Для ‘библейского’ эпиграфа следует взять следующий текст: ‘Библейские сказания для него драгоценны как летописи психологического развития, то есть как летописи души человеческой’. Восстановление же души и тела и есть история, то есть воскрешение, хотя еще мысленное, а не действительное.
Если нужен третий эпиграф, то для него не выбрать ничего лучшего, как заимствованные из пророка Иезекииля слова: ‘Поле истории все еще представляется усеянным костьми иссохшими, дыхания жизни нет в них, и пророк вещает слова Господни одному ветру пустыни’.

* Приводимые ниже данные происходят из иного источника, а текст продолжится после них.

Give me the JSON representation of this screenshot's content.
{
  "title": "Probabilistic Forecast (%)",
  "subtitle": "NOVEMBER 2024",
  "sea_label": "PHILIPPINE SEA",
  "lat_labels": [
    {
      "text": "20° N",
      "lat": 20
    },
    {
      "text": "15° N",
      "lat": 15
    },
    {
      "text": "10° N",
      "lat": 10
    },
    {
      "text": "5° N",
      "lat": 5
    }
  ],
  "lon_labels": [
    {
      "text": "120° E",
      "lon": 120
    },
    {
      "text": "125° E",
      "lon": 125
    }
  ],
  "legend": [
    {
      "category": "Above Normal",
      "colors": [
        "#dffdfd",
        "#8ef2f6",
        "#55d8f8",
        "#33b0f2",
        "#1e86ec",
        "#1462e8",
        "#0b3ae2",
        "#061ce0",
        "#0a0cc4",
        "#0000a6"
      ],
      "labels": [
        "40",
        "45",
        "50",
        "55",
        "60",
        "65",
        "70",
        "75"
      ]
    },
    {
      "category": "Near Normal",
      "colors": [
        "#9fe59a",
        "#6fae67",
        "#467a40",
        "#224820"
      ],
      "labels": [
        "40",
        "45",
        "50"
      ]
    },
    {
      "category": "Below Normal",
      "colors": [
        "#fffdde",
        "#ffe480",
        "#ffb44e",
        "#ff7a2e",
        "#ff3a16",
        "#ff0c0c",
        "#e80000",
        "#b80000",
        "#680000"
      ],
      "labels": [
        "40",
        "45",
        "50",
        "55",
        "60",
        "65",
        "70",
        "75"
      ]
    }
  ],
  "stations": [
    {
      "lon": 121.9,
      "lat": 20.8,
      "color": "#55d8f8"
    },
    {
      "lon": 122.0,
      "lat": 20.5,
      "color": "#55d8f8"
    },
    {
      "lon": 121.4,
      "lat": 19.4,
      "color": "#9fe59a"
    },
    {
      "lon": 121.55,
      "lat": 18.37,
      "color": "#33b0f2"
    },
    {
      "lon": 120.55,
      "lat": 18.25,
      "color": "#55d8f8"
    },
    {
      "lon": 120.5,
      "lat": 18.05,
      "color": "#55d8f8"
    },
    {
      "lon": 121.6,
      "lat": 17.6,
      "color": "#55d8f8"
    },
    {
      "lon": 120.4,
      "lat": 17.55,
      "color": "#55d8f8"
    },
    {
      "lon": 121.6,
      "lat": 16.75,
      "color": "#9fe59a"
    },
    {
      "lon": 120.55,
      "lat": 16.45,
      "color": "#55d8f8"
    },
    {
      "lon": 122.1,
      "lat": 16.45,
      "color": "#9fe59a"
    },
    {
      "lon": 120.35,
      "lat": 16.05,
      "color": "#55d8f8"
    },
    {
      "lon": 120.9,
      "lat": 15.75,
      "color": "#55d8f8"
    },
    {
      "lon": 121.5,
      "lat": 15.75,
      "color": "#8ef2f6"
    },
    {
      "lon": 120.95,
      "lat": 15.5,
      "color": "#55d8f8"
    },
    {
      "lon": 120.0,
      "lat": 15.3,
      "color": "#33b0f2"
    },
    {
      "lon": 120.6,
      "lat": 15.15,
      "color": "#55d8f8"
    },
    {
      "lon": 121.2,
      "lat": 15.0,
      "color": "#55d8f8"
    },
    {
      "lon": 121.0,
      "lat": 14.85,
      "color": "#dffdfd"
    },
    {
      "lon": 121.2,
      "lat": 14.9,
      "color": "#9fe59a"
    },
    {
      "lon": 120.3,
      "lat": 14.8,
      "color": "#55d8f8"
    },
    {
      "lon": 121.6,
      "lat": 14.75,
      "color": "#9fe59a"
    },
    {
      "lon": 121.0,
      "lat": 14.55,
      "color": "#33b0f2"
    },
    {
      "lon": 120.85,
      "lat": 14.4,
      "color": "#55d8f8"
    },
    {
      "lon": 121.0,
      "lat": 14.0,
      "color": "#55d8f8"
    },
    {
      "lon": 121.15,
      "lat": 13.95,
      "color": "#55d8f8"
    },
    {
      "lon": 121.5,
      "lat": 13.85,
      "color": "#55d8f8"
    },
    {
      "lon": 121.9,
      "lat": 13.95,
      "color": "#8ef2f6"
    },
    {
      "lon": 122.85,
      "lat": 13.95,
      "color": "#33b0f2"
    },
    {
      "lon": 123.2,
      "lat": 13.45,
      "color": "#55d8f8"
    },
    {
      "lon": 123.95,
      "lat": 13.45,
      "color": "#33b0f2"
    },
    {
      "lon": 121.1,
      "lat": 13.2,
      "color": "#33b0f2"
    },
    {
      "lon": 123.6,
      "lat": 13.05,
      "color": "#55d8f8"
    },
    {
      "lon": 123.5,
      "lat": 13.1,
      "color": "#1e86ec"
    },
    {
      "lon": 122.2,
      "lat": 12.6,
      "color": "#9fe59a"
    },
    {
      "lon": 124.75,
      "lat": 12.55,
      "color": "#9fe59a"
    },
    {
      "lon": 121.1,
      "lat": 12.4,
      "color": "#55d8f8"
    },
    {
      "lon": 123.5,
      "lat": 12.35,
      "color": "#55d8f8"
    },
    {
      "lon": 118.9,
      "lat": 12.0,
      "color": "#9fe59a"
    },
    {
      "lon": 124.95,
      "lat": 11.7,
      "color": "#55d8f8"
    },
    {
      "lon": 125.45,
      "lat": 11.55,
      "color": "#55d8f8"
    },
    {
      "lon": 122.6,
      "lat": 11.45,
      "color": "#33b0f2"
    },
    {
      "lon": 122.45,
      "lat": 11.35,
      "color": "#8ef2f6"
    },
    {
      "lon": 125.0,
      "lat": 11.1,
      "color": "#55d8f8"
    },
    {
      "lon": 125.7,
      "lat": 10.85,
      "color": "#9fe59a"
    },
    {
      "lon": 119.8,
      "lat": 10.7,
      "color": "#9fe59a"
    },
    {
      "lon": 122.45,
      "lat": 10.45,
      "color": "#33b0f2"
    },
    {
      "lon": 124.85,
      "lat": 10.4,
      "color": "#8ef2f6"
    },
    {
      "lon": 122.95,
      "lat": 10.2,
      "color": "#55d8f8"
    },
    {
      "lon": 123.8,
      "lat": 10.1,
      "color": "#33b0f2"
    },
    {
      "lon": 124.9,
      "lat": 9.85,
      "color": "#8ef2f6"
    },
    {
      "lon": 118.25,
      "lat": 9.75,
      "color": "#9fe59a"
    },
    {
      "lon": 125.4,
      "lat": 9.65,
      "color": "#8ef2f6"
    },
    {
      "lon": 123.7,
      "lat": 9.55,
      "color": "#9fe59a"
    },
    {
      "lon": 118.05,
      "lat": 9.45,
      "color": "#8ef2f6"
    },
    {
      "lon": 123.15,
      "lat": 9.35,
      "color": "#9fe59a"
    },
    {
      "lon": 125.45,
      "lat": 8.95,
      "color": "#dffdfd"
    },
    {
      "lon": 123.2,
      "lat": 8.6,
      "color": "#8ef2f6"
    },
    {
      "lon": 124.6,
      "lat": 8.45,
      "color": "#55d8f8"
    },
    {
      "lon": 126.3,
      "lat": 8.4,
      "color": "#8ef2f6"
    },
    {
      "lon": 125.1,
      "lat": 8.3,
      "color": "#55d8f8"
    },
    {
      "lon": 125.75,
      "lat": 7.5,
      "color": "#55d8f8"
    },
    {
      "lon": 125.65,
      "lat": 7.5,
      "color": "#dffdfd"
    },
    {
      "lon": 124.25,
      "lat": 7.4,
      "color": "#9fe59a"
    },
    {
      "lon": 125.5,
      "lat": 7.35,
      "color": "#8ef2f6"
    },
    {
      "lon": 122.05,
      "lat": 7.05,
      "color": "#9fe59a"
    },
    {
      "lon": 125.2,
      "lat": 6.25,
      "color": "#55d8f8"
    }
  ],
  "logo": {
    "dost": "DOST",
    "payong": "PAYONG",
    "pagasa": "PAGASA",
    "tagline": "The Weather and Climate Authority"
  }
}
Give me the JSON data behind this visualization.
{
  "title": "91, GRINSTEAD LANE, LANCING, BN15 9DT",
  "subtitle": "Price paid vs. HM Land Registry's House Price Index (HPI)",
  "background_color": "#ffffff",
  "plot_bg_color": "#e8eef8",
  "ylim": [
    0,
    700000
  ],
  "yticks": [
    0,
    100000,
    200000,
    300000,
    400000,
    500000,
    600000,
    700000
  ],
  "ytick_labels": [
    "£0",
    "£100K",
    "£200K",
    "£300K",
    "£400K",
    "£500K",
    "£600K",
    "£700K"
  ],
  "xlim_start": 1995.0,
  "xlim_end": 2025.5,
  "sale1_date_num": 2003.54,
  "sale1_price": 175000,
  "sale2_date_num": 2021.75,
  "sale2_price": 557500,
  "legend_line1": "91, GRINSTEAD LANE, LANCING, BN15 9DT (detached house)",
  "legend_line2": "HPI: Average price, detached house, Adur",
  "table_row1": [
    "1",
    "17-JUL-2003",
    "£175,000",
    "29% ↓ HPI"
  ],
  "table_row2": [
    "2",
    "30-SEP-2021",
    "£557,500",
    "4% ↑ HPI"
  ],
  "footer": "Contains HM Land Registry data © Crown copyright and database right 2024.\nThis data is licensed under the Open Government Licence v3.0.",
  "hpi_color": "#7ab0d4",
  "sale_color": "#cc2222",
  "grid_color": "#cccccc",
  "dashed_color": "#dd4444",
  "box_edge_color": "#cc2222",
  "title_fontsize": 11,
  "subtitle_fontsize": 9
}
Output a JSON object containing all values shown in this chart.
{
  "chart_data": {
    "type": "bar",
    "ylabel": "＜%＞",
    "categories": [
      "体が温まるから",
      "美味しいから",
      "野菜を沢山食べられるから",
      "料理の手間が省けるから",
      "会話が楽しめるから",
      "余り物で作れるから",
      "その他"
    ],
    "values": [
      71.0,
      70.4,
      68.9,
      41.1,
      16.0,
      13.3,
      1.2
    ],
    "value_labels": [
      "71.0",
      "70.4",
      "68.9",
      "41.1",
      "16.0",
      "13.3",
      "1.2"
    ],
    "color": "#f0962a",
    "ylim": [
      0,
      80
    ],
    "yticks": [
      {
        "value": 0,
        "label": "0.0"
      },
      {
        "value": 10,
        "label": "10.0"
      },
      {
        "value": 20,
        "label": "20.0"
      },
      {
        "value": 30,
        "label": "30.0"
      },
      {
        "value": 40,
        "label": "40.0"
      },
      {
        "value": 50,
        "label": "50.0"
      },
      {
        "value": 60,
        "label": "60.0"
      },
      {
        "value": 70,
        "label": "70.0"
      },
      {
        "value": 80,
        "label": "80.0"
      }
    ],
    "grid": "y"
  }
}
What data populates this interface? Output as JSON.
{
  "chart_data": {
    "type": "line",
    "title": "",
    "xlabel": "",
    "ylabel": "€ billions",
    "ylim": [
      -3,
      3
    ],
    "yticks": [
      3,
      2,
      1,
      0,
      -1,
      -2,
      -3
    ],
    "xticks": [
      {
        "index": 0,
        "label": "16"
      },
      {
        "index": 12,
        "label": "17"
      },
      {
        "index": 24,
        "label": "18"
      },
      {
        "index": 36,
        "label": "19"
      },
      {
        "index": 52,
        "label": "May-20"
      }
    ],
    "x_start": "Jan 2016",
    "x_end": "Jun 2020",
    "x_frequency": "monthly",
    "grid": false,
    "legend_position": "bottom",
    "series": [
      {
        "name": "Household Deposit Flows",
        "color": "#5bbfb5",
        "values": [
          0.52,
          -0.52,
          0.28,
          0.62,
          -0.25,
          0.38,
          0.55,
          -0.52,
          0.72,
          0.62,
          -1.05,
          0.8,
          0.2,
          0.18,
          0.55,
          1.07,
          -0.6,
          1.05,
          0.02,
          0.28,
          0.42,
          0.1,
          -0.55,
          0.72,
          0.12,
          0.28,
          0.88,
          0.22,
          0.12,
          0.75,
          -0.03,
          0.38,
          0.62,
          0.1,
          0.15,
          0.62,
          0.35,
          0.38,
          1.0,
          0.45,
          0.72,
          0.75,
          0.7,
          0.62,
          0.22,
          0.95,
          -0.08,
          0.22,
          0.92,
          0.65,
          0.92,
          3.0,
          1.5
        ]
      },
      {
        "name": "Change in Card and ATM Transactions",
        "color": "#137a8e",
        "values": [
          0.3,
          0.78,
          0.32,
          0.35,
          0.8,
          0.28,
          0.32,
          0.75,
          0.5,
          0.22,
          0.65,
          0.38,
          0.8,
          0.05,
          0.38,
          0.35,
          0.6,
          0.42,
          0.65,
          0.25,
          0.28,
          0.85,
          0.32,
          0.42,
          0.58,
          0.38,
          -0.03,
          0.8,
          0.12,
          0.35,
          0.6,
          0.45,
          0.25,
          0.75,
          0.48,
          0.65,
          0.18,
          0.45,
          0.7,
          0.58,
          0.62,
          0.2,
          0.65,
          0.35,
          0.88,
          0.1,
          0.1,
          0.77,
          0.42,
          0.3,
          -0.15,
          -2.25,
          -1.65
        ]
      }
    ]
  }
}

Гаману, по-видимому, еще совершенно неизвестна ни индоевропейская, ни зендославянская старина, неизвестен был ему, кажется, и тот громадный край, где не нужно ‘возвращать сердец сынов к отцам’, ибо там культ отцов положен в основу всего быта и всей нравственности. Разумеем мир ‘желтой расы’, Китай и Японию, куда европейцы стараются внести свою хамитическую цивилизацию, отвращающую сердца сынов от отцов. Если бы Гаман знал мир славянский и китайский, история предстала бы перед ним совершенно в новом свете, получила бы иной смысл и иную цель. Столь отличный от западноевропейского взгляд России и Востока на этот смысл и на эту цель есть, с западной точки зрения, разумеется, взгляд первобытный, ‘отсталый’ от современного. Еще бы! Несмотря на всю глубину мнимого мира метафизики, несмотря на все чары мнимых подобий действительности, этот примитивный взгляд не хочет, не может заменить реальное мнимым и подлинное подобием. Со старческой точки зрения Запада, это, конечно, взгляд ребяческий, на самом же деле он — детский, детственный, а не напрасно ведь было сказано: ‘Будьте как дети!’, и именно детственность поставлена условием вступления в Царство Небесное. Именно по забвению или непониманию чистой детственной любви к родителям и вытекающего из нее долга оказывались несостоятельными доселе все виды предполагаемого воскрешения. Воскрешение библейское было аскетизмом, то есть не возвращением тел умерших, а умерщвлением собственного тела. Воскрешение классическое было эпикурейским: забывая отцов, оставляя их в тлении, оно в погоне за наслаждением и красотою ‘прилеплялось’ к женам, ускоряя и свой путь к тлению же.
*1 Все божественное, но и все человеческое (лат.).
*2 Буря и натиск (нем.), название литературного движения.